The amphibious battle ship Iwo Jima is docked just off the waterfront, on the southern tip of Canal Street. The military's Joint Task Force command center is housed on the ship.
National Guard units from areas as far away as Oregon and Puerto Rico maneuver military convoys of construction equipment along streets. Active-duty soldiers from the 82nd Airborne at Ft. Bragg, N.C., hump it on foot patrols.
The National Guard is providing support to FEMA and state and local authorities as they go door-to-door contacting residents who have not left the city. CBP, ICE, ATF and the Border Patrol are on hand to help with law enforcement and emergency assistance. Agents roam the streets with machine guns pointed down and pistols strapped to their waists.
FEMA and EPA officials have fanned out across the city to conduct tests of air and water. The extent of environmental damage and contamination has yet to be fully determined.

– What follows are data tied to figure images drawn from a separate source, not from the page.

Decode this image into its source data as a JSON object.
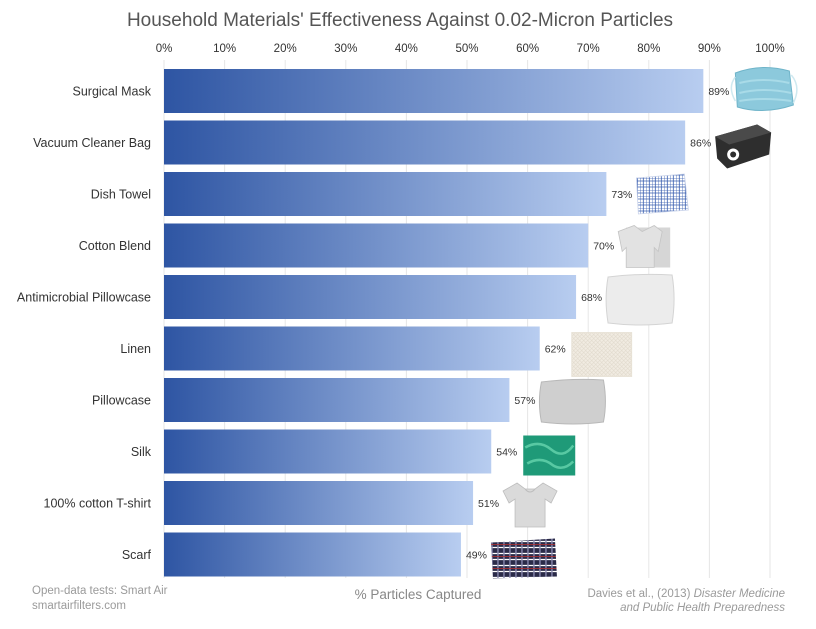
{
  "chart_data": {
    "type": "bar",
    "orientation": "horizontal",
    "title": "Household Materials' Effectiveness Against 0.02-Micron Particles",
    "xlabel": "% Particles Captured",
    "ylabel": "",
    "xlim": [
      0,
      100
    ],
    "x_ticks": [
      "0%",
      "10%",
      "20%",
      "30%",
      "40%",
      "50%",
      "60%",
      "70%",
      "80%",
      "90%",
      "100%"
    ],
    "x_tick_position": "top",
    "grid": "vertical",
    "categories": [
      "Surgical Mask",
      "Vacuum Cleaner Bag",
      "Dish Towel",
      "Cotton Blend",
      "Antimicrobial Pillowcase",
      "Linen",
      "Pillowcase",
      "Silk",
      "100% cotton T-shirt",
      "Scarf"
    ],
    "values": [
      89,
      86,
      73,
      70,
      68,
      62,
      57,
      54,
      51,
      49
    ],
    "value_labels": [
      "89%",
      "86%",
      "73%",
      "70%",
      "68%",
      "62%",
      "57%",
      "54%",
      "51%",
      "49%"
    ],
    "bar_gradient": [
      "#2e55a3",
      "#b8cdf0"
    ],
    "item_images": [
      "surgical-mask",
      "vacuum-cleaner-bag",
      "dish-towel",
      "cotton-blend-shirt",
      "pillow",
      "linen-fabric",
      "pillowcase",
      "silk-fabric",
      "cotton-t-shirt",
      "plaid-scarf"
    ]
  },
  "footer": {
    "left_line1": "Open-data tests: Smart Air",
    "left_line2": "smartairfilters.com",
    "right_line1_plain": "Davies et al., (2013) ",
    "right_line1_italic": "Disaster Medicine",
    "right_line2_italic": "and Public Health Preparedness"
  }
}
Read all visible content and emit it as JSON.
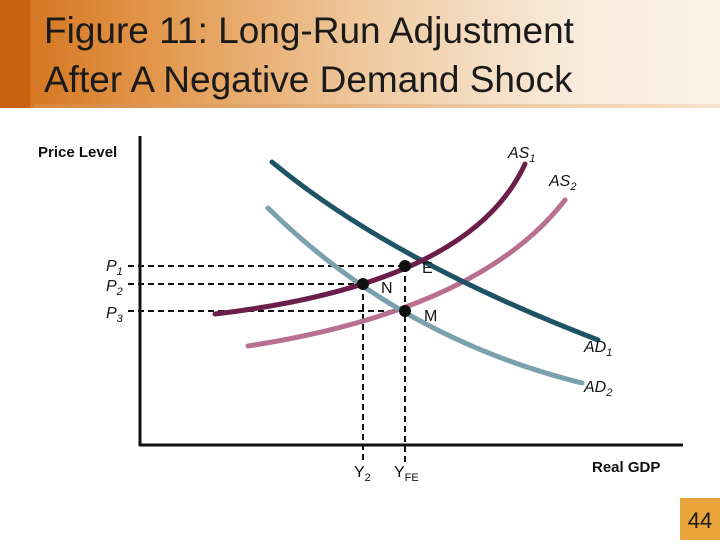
{
  "slide": {
    "title_line1": "Figure 11:  Long-Run Adjustment",
    "title_line2": "After A Negative Demand Shock",
    "page_number": "44"
  },
  "diagram": {
    "y_axis_label": "Price Level",
    "x_axis_label": "Real GDP",
    "curves": {
      "as1": {
        "base": "AS",
        "sub": "1",
        "color": "#6b1e4a"
      },
      "as2": {
        "base": "AS",
        "sub": "2",
        "color": "#b9708f"
      },
      "ad1": {
        "base": "AD",
        "sub": "1",
        "color": "#1e5366"
      },
      "ad2": {
        "base": "AD",
        "sub": "2",
        "color": "#7aa1ad"
      }
    },
    "price_levels": [
      {
        "id": "p1",
        "base": "P",
        "sub": "1"
      },
      {
        "id": "p2",
        "base": "P",
        "sub": "2"
      },
      {
        "id": "p3",
        "base": "P",
        "sub": "3"
      }
    ],
    "output_levels": [
      {
        "id": "y2",
        "base": "Y",
        "sub": "2"
      },
      {
        "id": "yfe",
        "base": "Y",
        "sub": "FE"
      }
    ],
    "points": [
      {
        "id": "e",
        "label": "E"
      },
      {
        "id": "n",
        "label": "N"
      },
      {
        "id": "m",
        "label": "M"
      }
    ]
  }
}
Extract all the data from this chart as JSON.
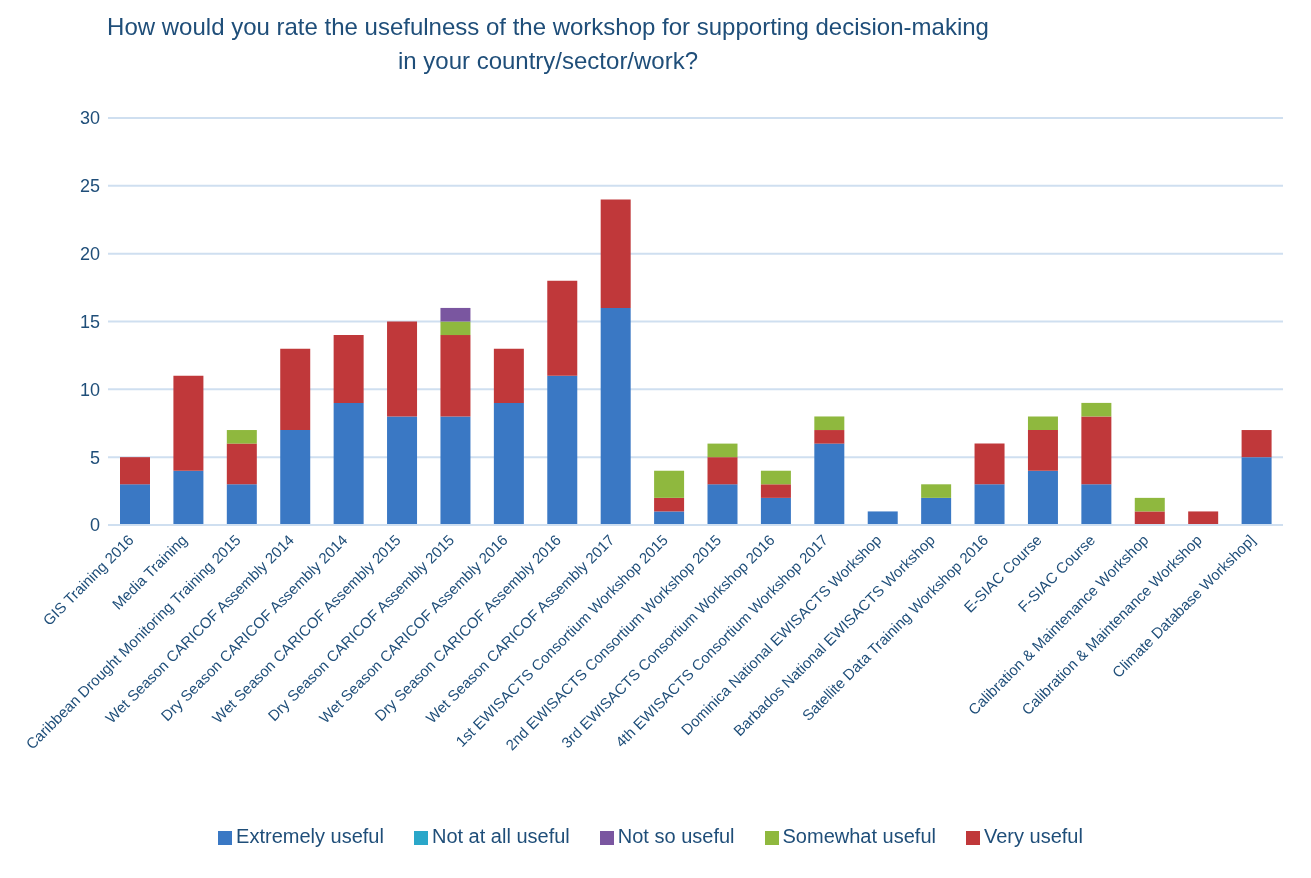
{
  "chart_data": {
    "type": "bar",
    "stacked": true,
    "title": "How would you rate the usefulness of the workshop for supporting decision-making in your country/sector/work?",
    "categories": [
      "GIS Training 2016",
      "Media Training",
      "Caribbean Drought Monitoring Training 2015",
      "Wet Season CARICOF Assembly 2014",
      "Dry Season CARICOF Assembly 2014",
      "Wet Season CARICOF Assembly 2015",
      "Dry Season CARICOF Assembly 2015",
      "Wet Season CARICOF Assembly 2016",
      "Dry Season CARICOF Assembly 2016",
      "Wet Season CARICOF Assembly 2017",
      "1st EWISACTS Consortium Workshop 2015",
      "2nd EWISACTS Consortium Workshop 2015",
      "3rd EWISACTS Consortium Workshop 2016",
      "4th EWISACTS Consortium Workshop 2017",
      "Dominica National EWISACTS Workshop",
      "Barbados National EWISACTS Workshop",
      "Satellite Data Training Workshop 2016",
      "E-SIAC Course",
      "F-SIAC Course",
      "Calibration & Maintenance Workshop",
      "Calibration & Maintenance Workshop",
      "Climate Database Workshop]"
    ],
    "series": [
      {
        "name": "Extremely useful",
        "color": "#3a78c4",
        "values": [
          3,
          4,
          3,
          7,
          9,
          8,
          8,
          9,
          11,
          16,
          1,
          3,
          2,
          6,
          1,
          2,
          3,
          4,
          3,
          0,
          0,
          5
        ]
      },
      {
        "name": "Very useful",
        "color": "#c0383a",
        "values": [
          2,
          7,
          3,
          6,
          5,
          7,
          6,
          4,
          7,
          8,
          1,
          2,
          1,
          1,
          0,
          0,
          3,
          3,
          5,
          1,
          1,
          2
        ]
      },
      {
        "name": "Somewhat useful",
        "color": "#8fb83e",
        "values": [
          0,
          0,
          1,
          0,
          0,
          0,
          1,
          0,
          0,
          0,
          2,
          1,
          1,
          1,
          0,
          1,
          0,
          1,
          1,
          1,
          0,
          0
        ]
      },
      {
        "name": "Not so useful",
        "color": "#7a56a0",
        "values": [
          0,
          0,
          0,
          0,
          0,
          0,
          1,
          0,
          0,
          0,
          0,
          0,
          0,
          0,
          0,
          0,
          0,
          0,
          0,
          0,
          0,
          0
        ]
      },
      {
        "name": "Not at all useful",
        "color": "#2aa7c9",
        "values": [
          0,
          0,
          0,
          0,
          0,
          0,
          0,
          0,
          0,
          0,
          0,
          0,
          0,
          0,
          0,
          0,
          0,
          0,
          0,
          0,
          0,
          0
        ]
      }
    ],
    "ylim": [
      0,
      30
    ],
    "yticks": [
      0,
      5,
      10,
      15,
      20,
      25,
      30
    ],
    "grid": "y",
    "legend": "bottom"
  }
}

Every agency has a forward-operating command center, each of which is running 24 hours a day. Officials say they've already learned all kinds of lessons about how to deal with a catastrophic situation as a result of their experience in Katrina's aftermath. New Orleans has become somewhat of a federal laboratory--an experiment in a large number of agencies descending on one place at the same time and setting up ad hoc arrangements to conduct operations, even if their efforts sometimes overlap with each other.
Despite all the destruction and chaos, some of the charm that made the Big Easy unique remains. Every day, hot food is served in front of the city's World Trade Center, compliments of the Elberta Little League. Soldiers, federal law enforcement officers, relief workers, contractors and state and local authorities stand in line together to feast on surprisingly tasty selections, such as hamburgers, hot dogs, chicken, shredded pork and shrimp creole.
As the sun goes down, the authorities pack their belongings and head back to where they berth, leaving the riverfront almost as barren as the rest of the city. Tomorrow they'll get up and do it all again. Nobody really knows when they'll be going home for good.